Tal vez uno de los mejores ejemplos del espíritu de las migraciones, como quería R. Ghirshman, lo encontremos en la necrópolis B de Sialk. Las prácticas funerarias -fosa en tierra, disposición del cadáver con ajuar, capa de tierra y losas de piedra formando una cubierta a dos aguas- resultan nuevas en el panorama iranio de entonces, los dos o tres primeros siglos del I milenio. Aunque muchas habían sido saqueadas, las intactas depararon ajuares muy interesantes de cerámica, bronces y hierro.

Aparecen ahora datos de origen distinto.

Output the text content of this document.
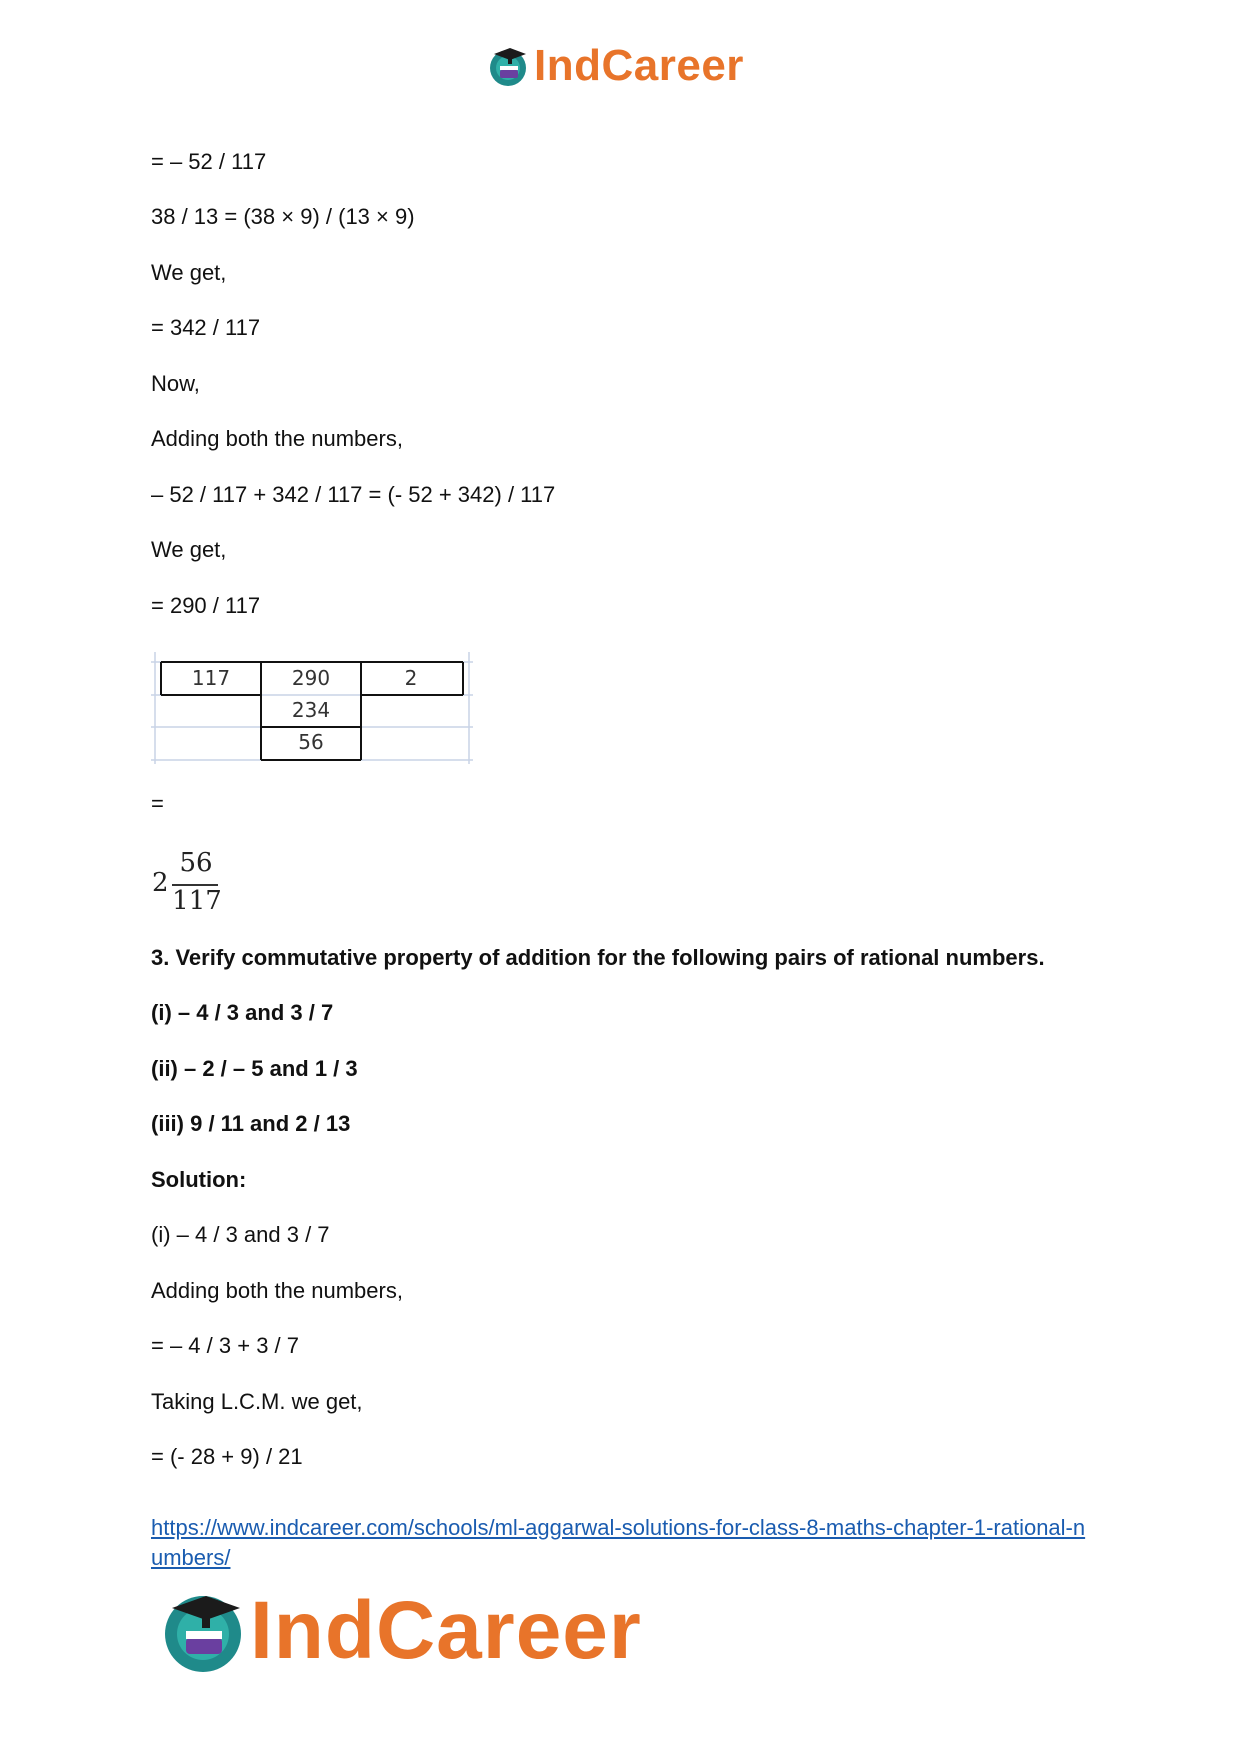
IndCareer
= – 52 / 117
38 / 13 = (38 × 9) / (13 × 9)
We get,
= 342 / 117
Now,
Adding both the numbers,
– 52 / 117 + 342 / 117 = (- 52 + 342) / 117
We get,
= 290 / 117
117	290	2
234
56
=
2
56
117
3. Verify commutative property of addition for the following pairs of rational numbers.
(i) – 4 / 3 and 3 / 7
(ii) – 2 / – 5 and 1 / 3
(iii) 9 / 11 and 2 / 13
Solution:
(i) – 4 / 3 and 3 / 7
Adding both the numbers,
= – 4 / 3 + 3 / 7
Taking L.C.M. we get,
= (- 28 + 9) / 21
https://www.indcareer.com/schools/ml-aggarwal-solutions-for-class-8-maths-chapter-1-rational-numbers/
IndCareer
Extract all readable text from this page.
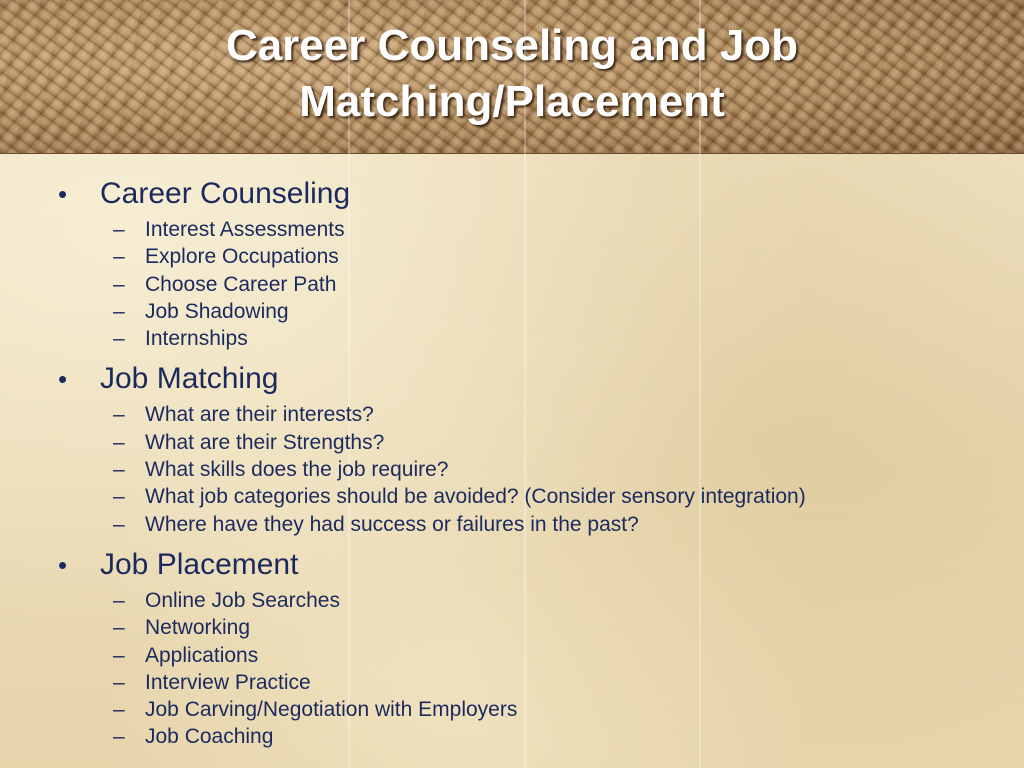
Career Counseling and Job
Matching/Placement
• Career Counseling
– Interest Assessments
– Explore Occupations
– Choose Career Path
– Job Shadowing
– Internships
• Job Matching
– What are their interests?
– What are their Strengths?
– What skills does the job require?
– What job categories should be avoided? (Consider sensory integration)
– Where have they had success or failures in the past?
• Job Placement
– Online Job Searches
– Networking
– Applications
– Interview Practice
– Job Carving/Negotiation with Employers
– Job Coaching
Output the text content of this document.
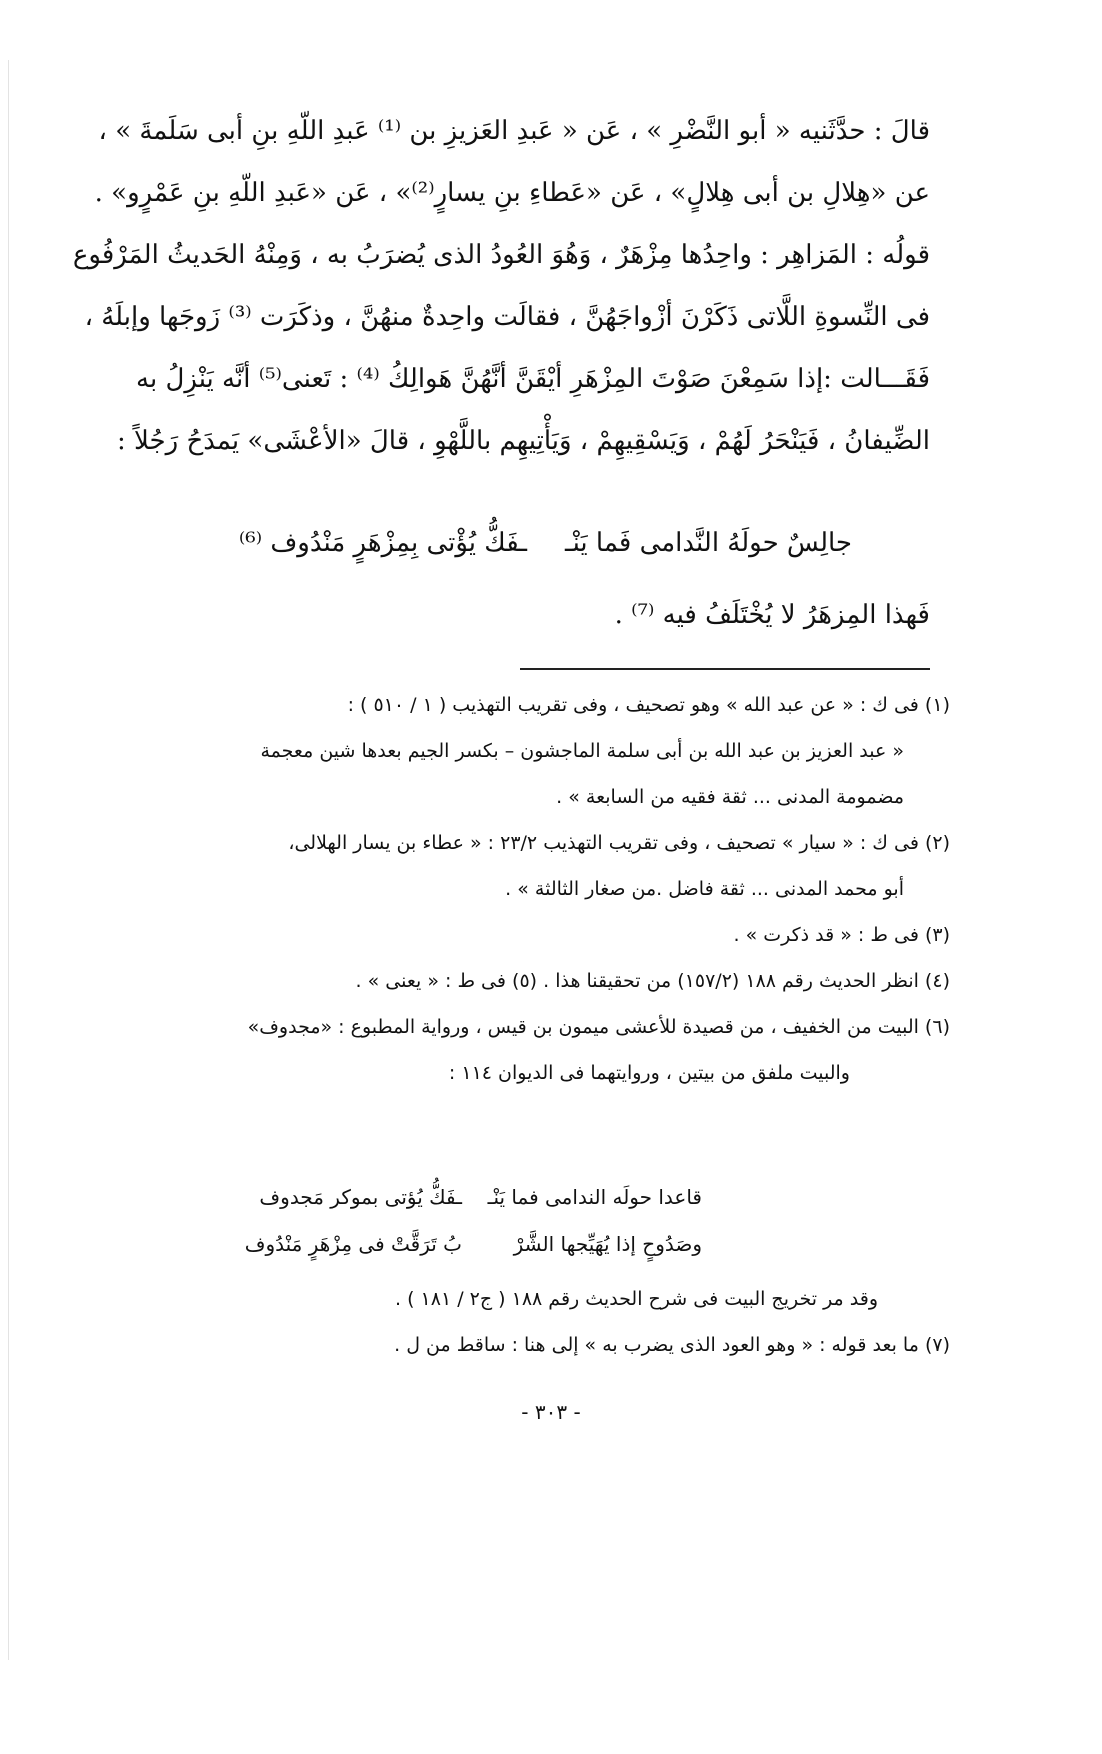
قالَ : حدَّثَنيه « أبو النَّضْرِ » ، عَن « عَبدِ العَزيزِ بن ⁽¹⁾ عَبدِ اللّهِ بنِ أبى سَلَمةَ » ،
عن «هِلالِ بن أبى هِلالٍ» ، عَن «عَطاءِ بنِ يسارٍ⁽²⁾» ، عَن «عَبدِ اللّهِ بنِ عَمْرٍو» .
قولُه : المَزاهِر : واحِدُها مِزْهَرٌ ، وَهُوَ العُودُ الذى يُضرَبُ به ، وَمِنْهُ الحَديثُ المَرْفُوع
فى النِّسوةِ اللَّاتى ذَكَرْنَ أزْواجَهُنَّ ، فقالَت واحِدةٌ منهُنَّ ، وذكَرَت ⁽³⁾ زَوجَها وإبلَهُ ،
فَقَـــالت :إذا سَمِعْنَ صَوْتَ المِزْهَرِ أيْقَنَّ أنَّهُنَّ هَوالِكُ ⁽⁴⁾ : تَعنى⁽⁵⁾ أنَّه يَنْزِلُ به
الضِّيفانُ ، فَيَنْحَرُ لَهُمْ ، وَيَسْقِيهِمْ ، وَيَأْتِيهِم باللَّهْوِ ، قالَ «الأعْشَى» يَمدَحُ رَجُلاً :
جالِسٌ حولَهُ النَّدامى فَما يَنْـ
ـفَكُّ يُؤْتى بِمِزْهَرٍ مَنْدُوف ⁽⁶⁾
فَهذا المِزهَرُ لا يُخْتَلَفُ فيه ⁽⁷⁾ .
(١) فى ك : « عن عبد الله » وهو تصحيف ، وفى تقريب التهذيب ( ١ / ٥١٠ ) :
« عبد العزيز بن عبد الله بن أبى سلمة الماجشون – بكسر الجيم بعدها شين معجمة
مضمومة المدنى ... ثقة فقيه من السابعة » .
(٢) فى ك : « سيار » تصحيف ، وفى تقريب التهذيب ٢٣/٢ : « عطاء بن يسار الهلالى،
أبو محمد المدنى ... ثقة فاضل .من صغار الثالثة » .
(٣) فى ط : « قد ذكرت » .
(٤) انظر الحديث رقم ١٨٨ (١٥٧/٢) من تحقيقنا هذا . (٥) فى ط : « يعنى » .
(٦) البيت من الخفيف ، من قصيدة للأعشى ميمون بن قيس ، ورواية المطبوع : «مجدوف»
والبيت ملفق من بيتين ، وروايتهما فى الديوان ١١٤ :
قاعدا حولَه الندامى فما يَنْـ
ـفَكُّ يُؤتى بموكر مَجدوف
وصَدُوحٍ إذا يُهَيِّجها الشَّرْ
بُ تَرَقَّتْ فى مِزْهَرٍ مَنْدُوف
وقد مر تخريج البيت فى شرح الحديث رقم ١٨٨ ( ج٢ / ١٨١ ) .
(٧) ما بعد قوله : « وهو العود الذى يضرب به » إلى هنا : ساقط من ل .
- ٣٠٣ -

Los ceramistas del antiguo Sialk fueron autores de unos vasos muy característicos, dotados de un largo pico inconfundible. Cierto que no se conocen antecedentes, pero sí relaciones con vasos de bronce y cerámicas semejantes en otras áreas del Irán, como el Luristán, Giyan, Teherán y Sistán. Su habitual decoración pintada en rojo o negro sobre fondo claro -aunque también existan recipientes monocromáticos en negro o rojo- indica que, como dice E. Porada, en el arte iranio existían relaciones muy estrechas pese a la distancia cronológica o geográfica. No deja de llamar la atención la contradicción entre el buen hacer del ceramista y la inseguridad del decorador. Ajedrezados, zig-zagues, animales diversos, figuras humanas o aves, pueblan unas cerámicas fantásticas cuyo probable uso ritual fuera sugerido desde el principio por R. Ghirshman.
Las gentes que cuidaban la necrópolis vivían en un pueblo fortificado al pie de una ciudadela. Puede que todo ello signifique relaciones entre los recién llegados y la población indígena. Pero el caso es que, como piensa J. L. Huot, los ejércitos asirios destruyeron el lugar en el curso del siglo VIII a.C.